The presenter keeps asking "easy" questions like "Could you trust your father to keep your money for you?" where the expected answer is "yes." Even though, clearly, it should be a "no." Dad is not a man who should be trusted, not like that, anyways.

But, she knows this.

Knows that God is colorful and God is Love.

My mind flashes to the "adventures" I/we've been going on on Tuesday nights with a group of kids, the imaginary trips around the world. Pink lakes in Australia. Rainbow mountains in China. Beautiful places that couldn't be real. Shouldn't be real. But, are.

Yes, God is Colorful. Yes, God is Love.

How could the Creator of color not be?

We go outside and half freeze, half thrill in the sunshine, knowing that this won't be an option much longer. Smile and brush her off when she rolls down the hill and comes up soaked and grass covered. Curl up into our space under the stairs. Donate candy to the community outreach bins. Play with markers and cardboard and take ourselves far less than seriously.

Because, she's only been with my group once before, but she already knows that this is how we do Sundays.

Grace and Love and patterns in the midst of the unpredictable.

Patterns that we fall back onto so easily around here. The pictures that my eighth graders take on my phone, knowing that I will post them later. 
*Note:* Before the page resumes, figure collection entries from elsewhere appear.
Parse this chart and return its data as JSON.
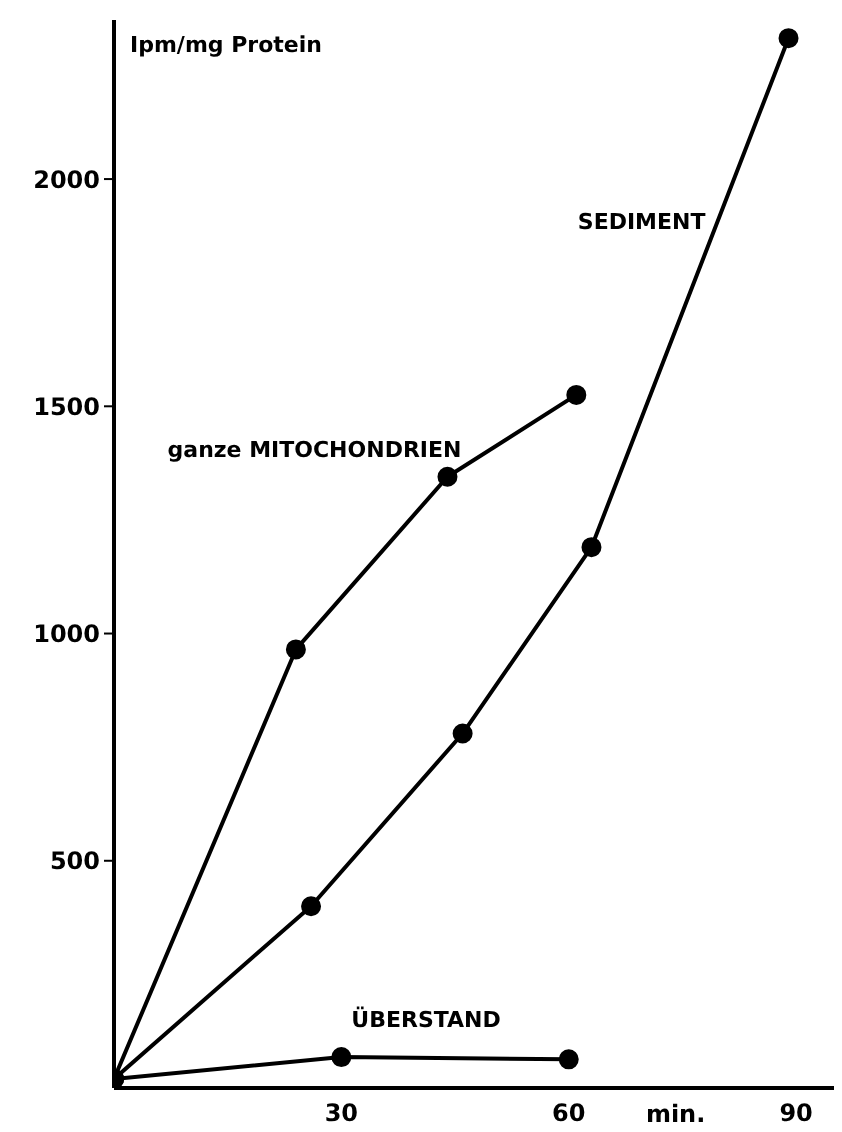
{
  "chart_data": {
    "type": "line",
    "xlabel": "min.",
    "ylabel": "Ipm/mg Protein",
    "xlim": [
      0,
      95
    ],
    "xticks": [
      30,
      60,
      90
    ],
    "ylim": [
      0,
      2350
    ],
    "yticks": [
      500,
      1000,
      1500,
      2000
    ],
    "grid": false,
    "legend": false,
    "marker": "circle",
    "line_style": "solid",
    "series": [
      {
        "name": "ganze MITOCHONDRIEN",
        "color": "#000000",
        "x": [
          0,
          24,
          44,
          61
        ],
        "values": [
          20,
          965,
          1345,
          1525
        ]
      },
      {
        "name": "SEDIMENT",
        "color": "#000000",
        "x": [
          0,
          26,
          46,
          63,
          89
        ],
        "values": [
          20,
          400,
          780,
          1190,
          2310
        ]
      },
      {
        "name": "ÜBERSTAND",
        "color": "#000000",
        "x": [
          0,
          30,
          60
        ],
        "values": [
          20,
          68,
          63
        ]
      }
    ]
  }
}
Even though my Inst*gram feed tells me that it's been twenty-three weeks since they've last done this, this particular group of them. Since they've used the camera on my phone as proof of reality, connection.

The way that they scramble into line for a game that we don't actually end up playing. Content to let one of the boys throw away the needed game piece (okay, it was a tissue) so long as we're circled up here, together.

To sit tucked between the gaga pit and the wall before service while they talk about next year, about high school and dances and no longer all going to the same private school.

To rip sticky tags into more pieces than ought to be possible during the talk and fidget like we're making them sit on hot coals during this lesson on suffering, but silently hand them over when I begin to pile the trash on my phone, add to the pile themselves when they find more.

And, Grace washes over us like salt waves.

A hand beside me slips up during music. They remember what we've said about breakouts and take us at our word. Connections are voiced between suffering and what they've learned about mourning at school.

It's not perfect. There are missteps and moments that I would go back to change. Other kids that I would have pulled into our dance if I had enough hands to hold them all. But, there is Grace. There is laughter and there is honest conversation.

Because God is Colorful and God is Love.

No comments:

Brains and Boxes

Nine years ago, I sat on a dark rooftop with an uncertain and frustrated team. Frustrated by the four walls that seemed to be hemming t...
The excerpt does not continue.